Coccyx Pain

Everything you need to know about Coccyx Pain


Back pain is such a ubiquitous thing that many of us toss out terms to describe our current back pain without really having a clue what those terms mean. Coccyx for example is a term commonly bandied about simply to describe lower back pain when the truth is that the coccyx is technically in the lower back it is much more than regular 'lower back pain'.

In order to understand pain in this region you must have a better understanding of what the coccyx is and where it is located. Colloquially we refer to the coccyx as the tailbone, which is made up of several small bones at the lower most portion of the spine. Usually consisting of three to five fused vertebrae, the coccyx is located just above where the buttocks begins. Because of the nerve supply and the attachment of pelvic muscles, the pain in this region can become quite overwhelming.

If you suffer pain only in this region you have what is known as coccyx pain, instead of merely lower back or lumbar pain.

Coccyx Pain Causes

The most common cause of coccyx pain is injury or trauma to the tailbone. This can occur due to a fall where the main point of contact is the coccyx. Often the coccyx is injured by a direct blow to the coccyx during sporting events or other physical activities such as bicycling. Activities such as bicycling and rowing can injure this area due to the friction and repetitive motion the activity requires. These are the most common causes for coccyx pain and they also provide the best indicator of what caused your tailbone pain.

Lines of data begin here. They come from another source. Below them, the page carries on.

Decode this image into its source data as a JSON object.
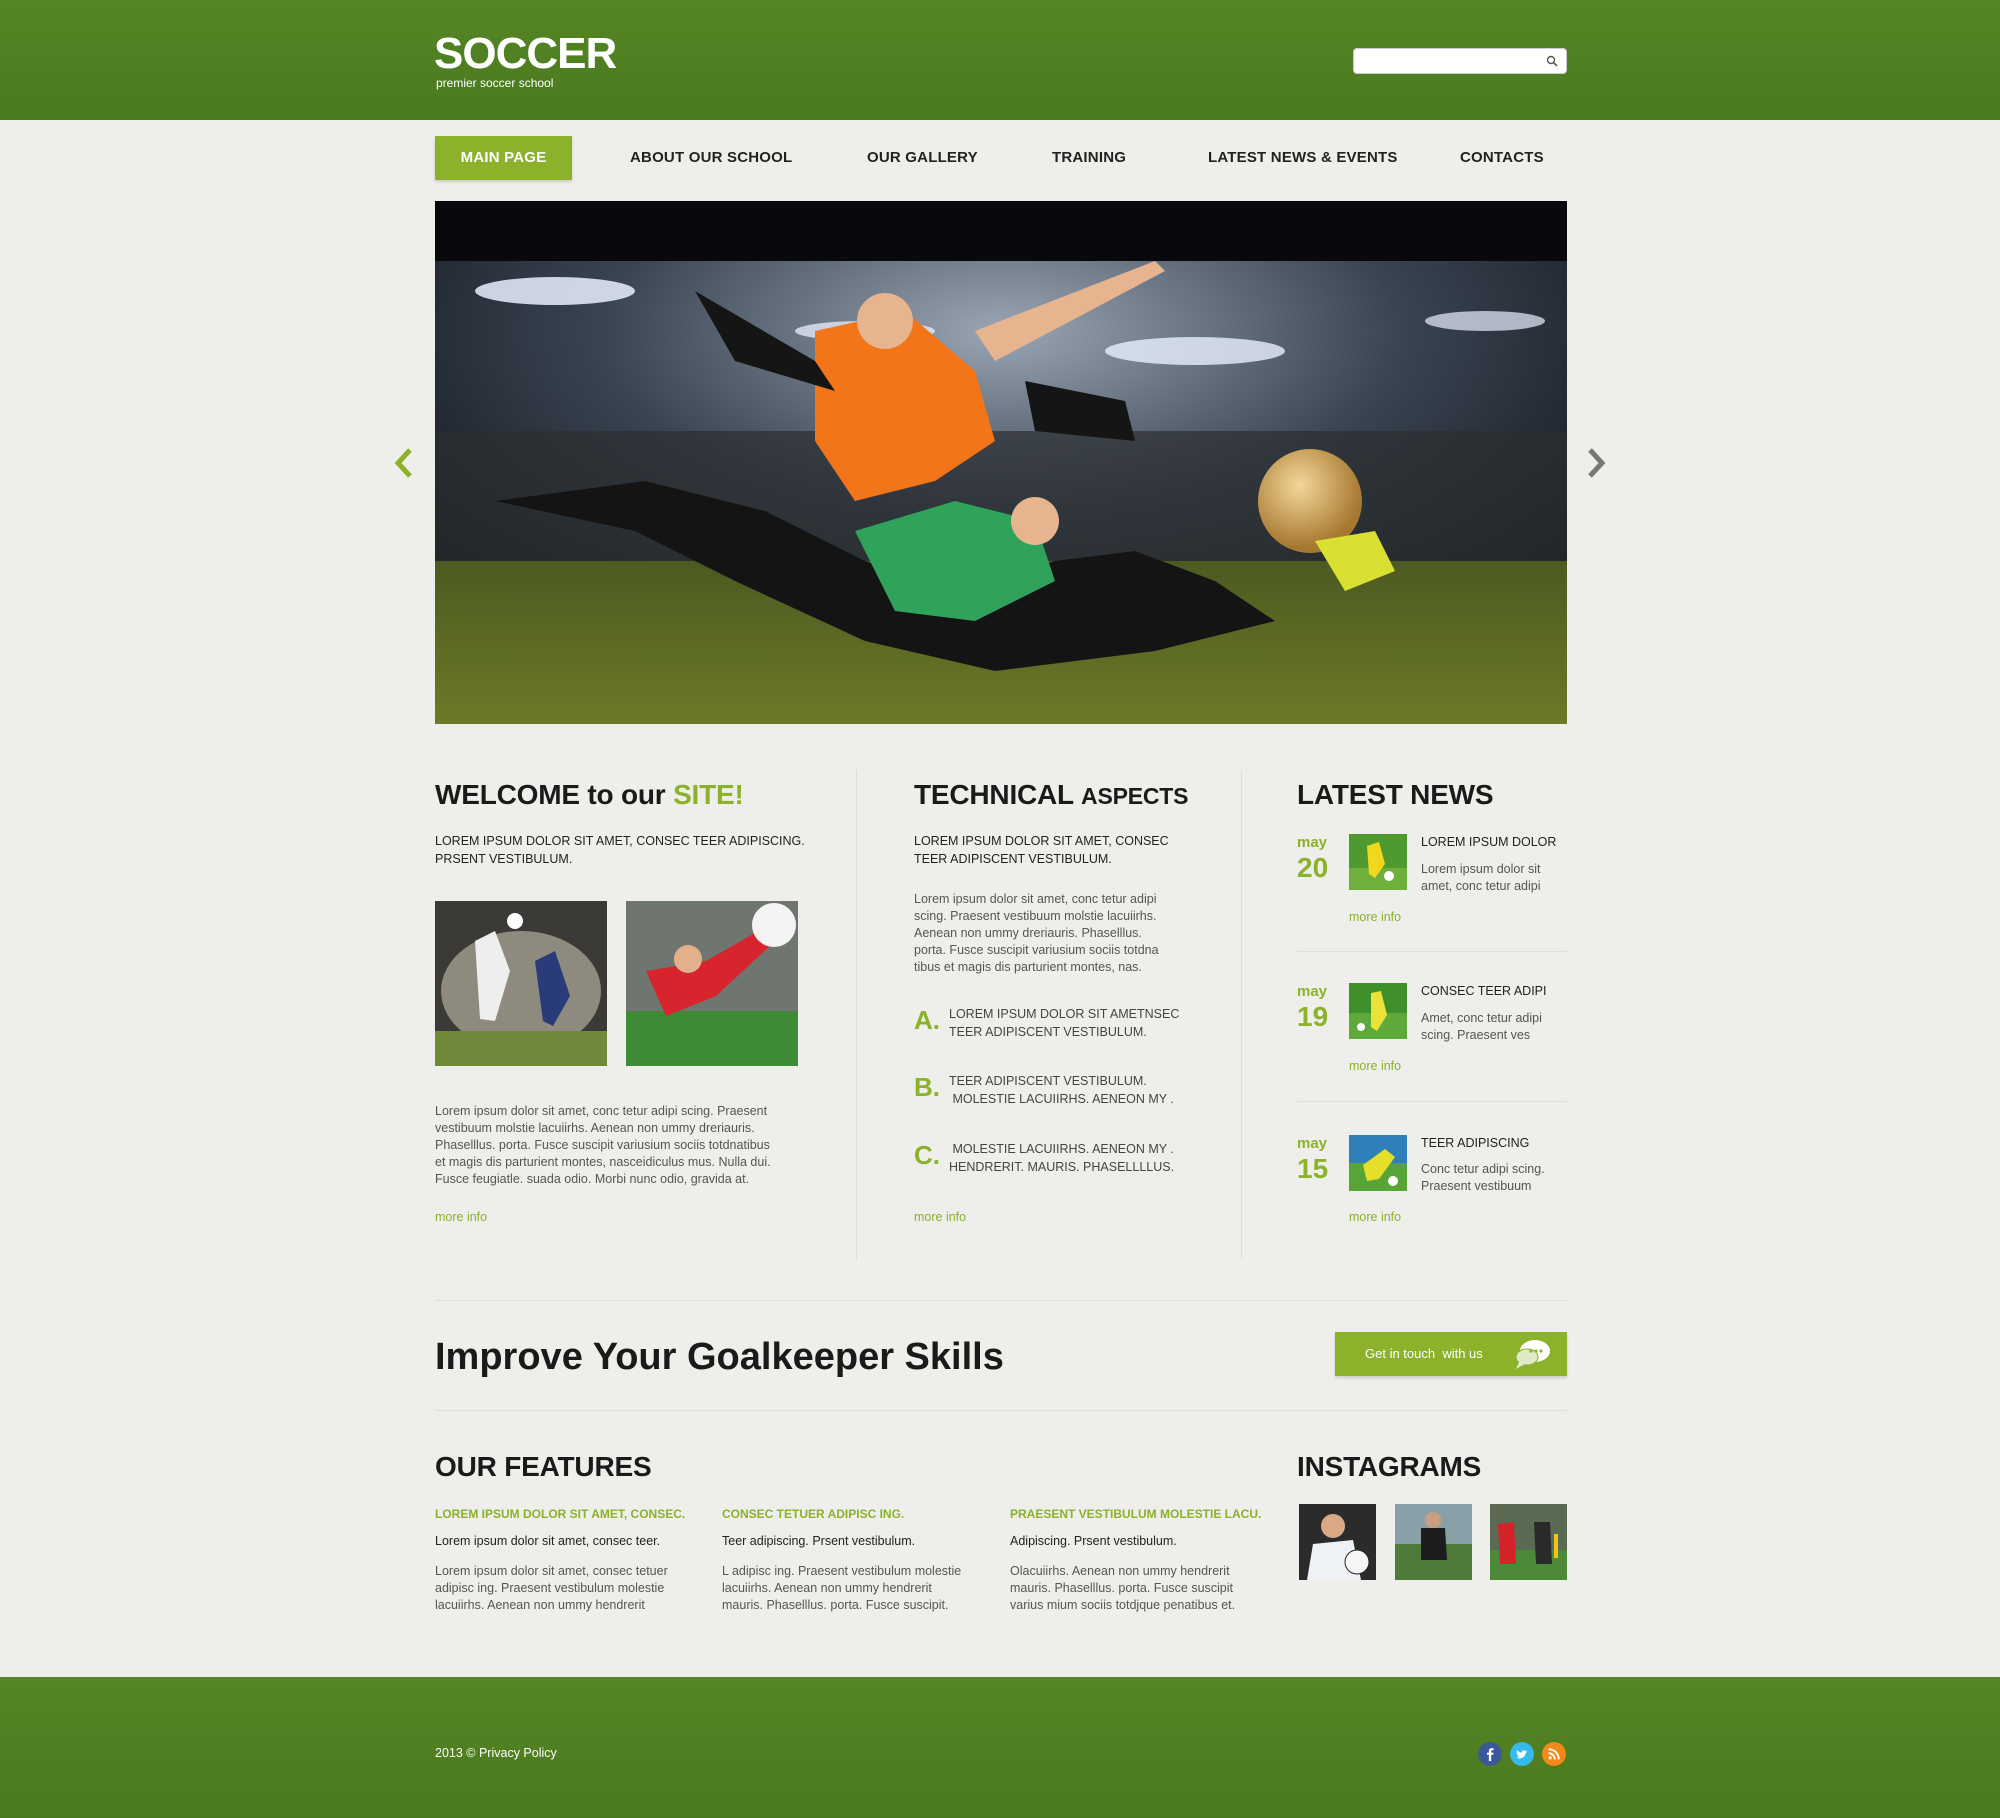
{
  "header": {
    "logo": "SOCCER",
    "tagline": "premier soccer school",
    "search_placeholder": ""
  },
  "nav": {
    "items": [
      {
        "label": "MAIN PAGE",
        "active": true
      },
      {
        "label": "ABOUT OUR SCHOOL"
      },
      {
        "label": "OUR GALLERY"
      },
      {
        "label": "TRAINING"
      },
      {
        "label": "LATEST NEWS & EVENTS"
      },
      {
        "label": "CONTACTS"
      }
    ]
  },
  "welcome": {
    "title_a": "WELCOME to our ",
    "title_b": "SITE!",
    "intro_1": "LOREM IPSUM DOLOR SIT AMET, CONSEC TEER ADIPISCING.",
    "intro_2": "PRSENT VESTIBULUM.",
    "body": [
      "Lorem ipsum dolor sit amet, conc tetur adipi scing. Praesent",
      "vestibuum molstie lacuiirhs. Aenean non ummy dreriauris.",
      "Phaselllus. porta. Fusce suscipit variusium sociis totdnatibus",
      "et magis dis parturient montes, nasceidiculus mus. Nulla dui.",
      "Fusce feugiatle. suada odio. Morbi nunc odio, gravida at."
    ],
    "more": "more info"
  },
  "technical": {
    "title_a": "TECHNICAL ",
    "title_b": "ASPECTS",
    "intro_1": "LOREM IPSUM DOLOR SIT AMET, CONSEC",
    "intro_2": "TEER ADIPISCENT VESTIBULUM.",
    "body": [
      "Lorem ipsum dolor sit amet, conc tetur adipi",
      "scing. Praesent vestibuum molstie lacuiirhs.",
      "Aenean non ummy dreriauris. Phaselllus.",
      "porta. Fusce suscipit variusium sociis totdna",
      "tibus et magis dis parturient montes, nas."
    ],
    "items": [
      {
        "letter": "A.",
        "line1": "LOREM IPSUM DOLOR SIT AMETNSEC",
        "line2": "TEER ADIPISCENT VESTIBULUM."
      },
      {
        "letter": "B.",
        "line1": "TEER ADIPISCENT VESTIBULUM.",
        "line2": " MOLESTIE LACUIIRHS. AENEON MY ."
      },
      {
        "letter": "C.",
        "line1": " MOLESTIE LACUIIRHS. AENEON MY .",
        "line2": "HENDRERIT. MAURIS. PHASELLLLUS."
      }
    ],
    "more": "more info"
  },
  "news": {
    "title": "LATEST NEWS",
    "items": [
      {
        "month": "may",
        "day": "20",
        "title": "LOREM IPSUM DOLOR",
        "text1": "Lorem ipsum dolor sit",
        "text2": "amet, conc tetur adipi",
        "more": "more info"
      },
      {
        "month": "may",
        "day": "19",
        "title": "CONSEC TEER ADIPI",
        "text1": "Amet, conc tetur adipi",
        "text2": "scing. Praesent ves",
        "more": "more info"
      },
      {
        "month": "may",
        "day": "15",
        "title": "TEER ADIPISCING",
        "text1": "Conc tetur adipi scing.",
        "text2": "Praesent vestibuum",
        "more": "more info"
      }
    ]
  },
  "banner": {
    "headline": "Improve Your Goalkeeper Skills",
    "cta": "Get in touch  with us"
  },
  "features": {
    "title": "OUR FEATURES",
    "items": [
      {
        "head": "LOREM IPSUM DOLOR SIT AMET, CONSEC.",
        "sub": "Lorem ipsum dolor sit amet, consec teer.",
        "l1": "Lorem ipsum dolor sit amet, consec tetuer",
        "l2": "adipisc ing. Praesent vestibulum molestie",
        "l3": "lacuiirhs. Aenean non ummy hendrerit"
      },
      {
        "head": "CONSEC TETUER ADIPISC ING.",
        "sub": "Teer adipiscing. Prsent vestibulum.",
        "l1": "L adipisc ing. Praesent vestibulum molestie",
        "l2": "lacuiirhs. Aenean non ummy hendrerit",
        "l3": "mauris. Phaselllus. porta. Fusce suscipit."
      },
      {
        "head": "PRAESENT VESTIBULUM MOLESTIE LACU.",
        "sub": "Adipiscing. Prsent vestibulum.",
        "l1": "Olacuiirhs. Aenean non ummy hendrerit",
        "l2": "mauris. Phaselllus. porta. Fusce suscipit",
        "l3": "varius mium sociis totdjque penatibus et."
      }
    ]
  },
  "instagrams": {
    "title": "INSTAGRAMS"
  },
  "footer": {
    "copyright": "2013 © Privacy Policy"
  },
  "colors": {
    "green_dark": "#4d7a20",
    "accent": "#8bb22a",
    "facebook": "#3b5998",
    "twitter": "#33bbee",
    "rss": "#f28a1b"
  }
}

Some women can fracture or injure the coccyx while giving birth, although this does not occur frequently.

While the cause of coccyx pain may be unknown there are many other injuries and medical issues that cause this pain, including nerve compressions (sciatica), tumors, bone spurs and even infections. Sometimes the pain may simply be due to spending far too much time sitting incorrectly, directly on the coccyx.


Obviously pain is the most common symptom of coccyx pain, but if the pain is not localized it may be a symptom of an underlying problem. Coccyx pain will present as localized pain and tenderness that worsens during prolonged periods of sitting. In fact any activity that places direct contact on the coccyx will be incredibly painful.

Traumatic injuries to the coccyx may present with a bruise. Some coccyx pain sufferers may experience pain during bowel movements or sexual intercourse.

The pain itself however, can vary from radiating pain (up or down) to tingling to numbness. Back muscle weakness may also occur. Lower back pain is perhaps the most common symptom of coccyx pain whether due to a herniated disc, trauma or illness.

Coccyx Pain Diagnosis

Even if your coccyx pain is due to injury or trauma , your physician will want to conduct a series of diagnostic tests to determine the source of the pain. A diagnosis usually starts with a physical exam as well as the patient's medical history. If you suspect your pain is due to injury or trauma an x-ray will likely be taken to examine the spine.

Magnetic resonance imaging (MRI) may also be used to diagnose coccyx pain to determine the severity of the injury. In some instances a rectal exam may be necessary to allow the physician to feel for a fracture or dislocation to the tailbone, while often a basic spinal exam will be conducted manually to feel for changes to this area.

Your physician or back pain specialist may perform a variety of tests in order to properly diagnose the source of your pain.

Treating Coccyx Pain

Tailbone injuries are incredibly painful which is why fast and effective treatment is so important. Since most of us spend a great deal of time sitting it is important to utilize both natural and medical treatments for pain.

Some natural treatments for coccyx pain include:

  • High fiber foods to soften stool and prevent constipation.
  • Ice tailbone for 15 minutes at time, four times per day. This is most effective during the early days of injury to minimize pain.
  • Use a coccyx pillow or cushion when sitting and avoid sitting on hard surfaces for long periods of time.

Of course there are also many medical remedies available for tailbone pain, such as;

  • Pain relieving pills and creams may be prescribed or recommended.
  • An injection of the sacrococcygeal joint is commonly used to treat tailbone pain.
  • Stool softeners to relieve pain during bowel movements
  • Coccyx removal

The best course of action is a treatment plan that includes both natural and medical solutions to tailbone pain. Surgery to remove the coccyx should be your very last option after a variety of other treatments have proven unsuccessful. You may have to try a combination of different treatments before you find relief.

Healing is up to the patient, which means you need to take note of symptoms and pay attention when they worsen or new symptoms occur. The more aware you are of your pain and when it gets worse will help and your pain specialist find the best course of treatment.